Credo alla parola che si ascolta e che si dice, ai racconti che ci si fa in cucina,
a letto, per le strade, al lavoro, quando si vuol essere onesti ed essere davvero capiti,
più che ai saggi o alle invettive, ai testi più o meno sacri ed alle ideologie. Credo
sopra ad ogni altra cosa al dialogo, e non solo a quello "spirituale": alle carezze,
agli amplessi, alla conoscenza come a fatti non necessariamente d'evasione o
individualistici - e tanto più "privati" mi appaiono, tanto più pubblici e politici,
quali sono, m'ingegno che siano riconosciuti».
«Non credo al potere, e ripudio perfino la fantasia se minaccia d'occuparlo. Non credo
ai "viaggi" e sarà anche perché i "vecchi" ci assicurano sempre che "formano"

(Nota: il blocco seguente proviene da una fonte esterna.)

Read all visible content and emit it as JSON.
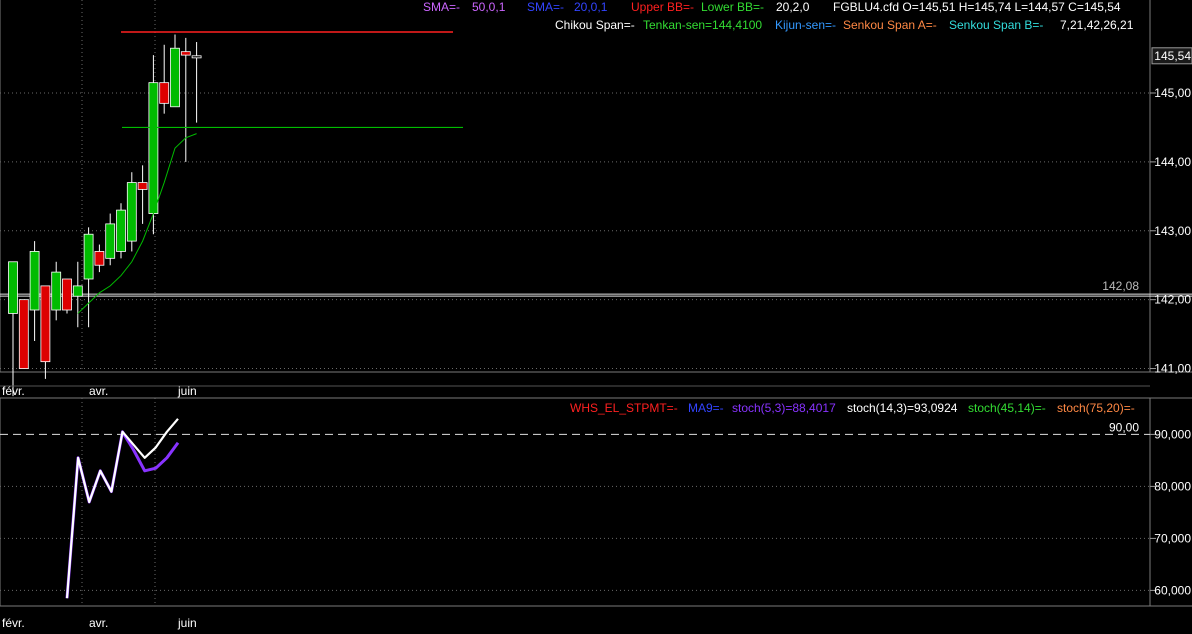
{
  "window": {
    "background": "#000000"
  },
  "price_header": {
    "line1": [
      {
        "text": "SMA=-",
        "color": "#cc66ff"
      },
      {
        "text": "50,0,1",
        "color": "#cc66ff"
      },
      {
        "text": "SMA=-",
        "color": "#3344ff"
      },
      {
        "text": "20,0,1",
        "color": "#3344ff"
      },
      {
        "text": "Upper BB=-",
        "color": "#ff2020"
      },
      {
        "text": "Lower BB=-",
        "color": "#33dd33"
      },
      {
        "text": "20,2,0",
        "color": "#ffffff"
      },
      {
        "text": "FGBLU4.cfd O=145,51 H=145,74 L=144,57 C=145,54",
        "color": "#ffffff"
      }
    ],
    "line2": [
      {
        "text": "Chikou Span=-",
        "color": "#ffffff"
      },
      {
        "text": "Tenkan-sen=144,4100",
        "color": "#33dd33"
      },
      {
        "text": "Kijun-sen=-",
        "color": "#3399ff"
      },
      {
        "text": "Senkou Span A=-",
        "color": "#ff8844"
      },
      {
        "text": "Senkou Span B=-",
        "color": "#33dddd"
      },
      {
        "text": "7,21,42,26,21",
        "color": "#ffffff"
      }
    ]
  },
  "stoch_header": [
    {
      "text": "WHS_EL_STPMT=-",
      "color": "#ff2020"
    },
    {
      "text": "MA9=-",
      "color": "#3344ff"
    },
    {
      "text": "stoch(5,3)=88,4017",
      "color": "#8833ff"
    },
    {
      "text": "stoch(14,3)=93,0924",
      "color": "#ffffff"
    },
    {
      "text": "stoch(45,14)=-",
      "color": "#33dd33"
    },
    {
      "text": "stoch(75,20)=-",
      "color": "#ff8844"
    }
  ],
  "x_axis_labels": [
    "févr.",
    "avr.",
    "juin"
  ],
  "chart_data": [
    {
      "type": "candlestick",
      "symbol": "FGBLU4.cfd",
      "ylim": [
        141.0,
        146.0
      ],
      "y_ticks": [
        "141,00",
        "142,00",
        "143,00",
        "144,00",
        "145,00"
      ],
      "last_price_label": "145,54",
      "reference_line": {
        "value": 142.08,
        "label": "142,08"
      },
      "upper_line_value": 145.74,
      "tenkan_level": 144.5,
      "colors": {
        "up": "#00bb00",
        "down": "#dd0000",
        "wick": "#ffffff",
        "tenkan": "#00bb00",
        "upper": "#ff2020"
      },
      "candles": [
        {
          "o": 141.8,
          "h": 141.7,
          "l": 140.6,
          "c": 142.55
        },
        {
          "o": 142.0,
          "h": 141.95,
          "l": 141.0,
          "c": 141.0
        },
        {
          "o": 141.85,
          "h": 142.85,
          "l": 141.4,
          "c": 142.7
        },
        {
          "o": 142.2,
          "h": 142.2,
          "l": 140.85,
          "c": 141.1
        },
        {
          "o": 141.85,
          "h": 142.55,
          "l": 141.7,
          "c": 142.4
        },
        {
          "o": 142.3,
          "h": 142.3,
          "l": 141.8,
          "c": 141.85
        },
        {
          "o": 142.05,
          "h": 142.55,
          "l": 141.6,
          "c": 142.2
        },
        {
          "o": 142.3,
          "h": 143.05,
          "l": 141.6,
          "c": 142.95
        },
        {
          "o": 142.7,
          "h": 142.8,
          "l": 142.4,
          "c": 142.5
        },
        {
          "o": 142.6,
          "h": 143.25,
          "l": 142.5,
          "c": 143.1
        },
        {
          "o": 142.7,
          "h": 143.4,
          "l": 142.6,
          "c": 143.3
        },
        {
          "o": 142.85,
          "h": 143.85,
          "l": 142.7,
          "c": 143.7
        },
        {
          "o": 143.7,
          "h": 143.95,
          "l": 143.1,
          "c": 143.6
        },
        {
          "o": 143.25,
          "h": 145.55,
          "l": 142.95,
          "c": 145.15
        },
        {
          "o": 145.15,
          "h": 145.7,
          "l": 144.7,
          "c": 144.85
        },
        {
          "o": 144.8,
          "h": 145.85,
          "l": 144.8,
          "c": 145.65
        },
        {
          "o": 145.6,
          "h": 145.8,
          "l": 144.0,
          "c": 145.55
        },
        {
          "o": 145.51,
          "h": 145.74,
          "l": 144.57,
          "c": 145.54
        }
      ],
      "tenkan_values": [
        null,
        null,
        null,
        null,
        null,
        null,
        141.8,
        141.95,
        142.1,
        142.2,
        142.35,
        142.55,
        142.85,
        143.25,
        143.7,
        144.2,
        144.35,
        144.41
      ]
    },
    {
      "type": "line",
      "ylim": [
        57.5,
        93.0
      ],
      "y_ticks": [
        "60,000",
        "70,000",
        "80,000",
        "90,000"
      ],
      "reference_line": {
        "value": 90.0,
        "label": "90,00"
      },
      "series": [
        {
          "name": "stoch(14,3)",
          "color": "#ffffff",
          "values": [
            58.5,
            85.5,
            77.0,
            83.0,
            79.0,
            90.5,
            88.0,
            85.5,
            87.5,
            90.5,
            93.0
          ]
        },
        {
          "name": "stoch(5,3)",
          "color": "#8833ff",
          "values": [
            58.5,
            85.5,
            77.0,
            83.0,
            79.0,
            90.5,
            87.0,
            83.0,
            83.5,
            85.5,
            88.4
          ]
        }
      ]
    }
  ]
}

(a loro immagine) i "giovani", come l'esercito e la donna-scuola. Non credo al fucile:
ci sono troppe splendide cose che potremmo/potremo fare anche con il "nemico" per
pensare ad eliminarlo. E voi di Re Nudo dite: "tutto il potere al popolo", "erba e
fucile". Non mi va. Lo sai, non sono d'accordo".
L'etica del sacrificio, della lotta eroica, della catarsi violenta mi ha semplicemente
rotto le palle; come al "buon padre di famiglia", al compagno chiedo una cosa prima
d'ogni altra: di vivere e d'essere felice. Penso, personalmente, che avendo un certo
bagaglio di speranze, di idee e di chiarezza non solo questo sia possibile, ma che
non vi sia altro modo per creare e vivere davvero felicità».
«La violenza è il campo privilegiato sul quale ogni minoranza al potere tenta di
spostare la lotta degli sfruttati e della gente; ed è l'unico campo in cui
può ragionevolmente sperare d'essere a lungo vincente. Alla lunga ogni fucile è nero,
come ogni esercito ed ogni altra istituzionalizzazione della violenza, contro chiunque
la si eserciti, o si dichiari di volerla usare».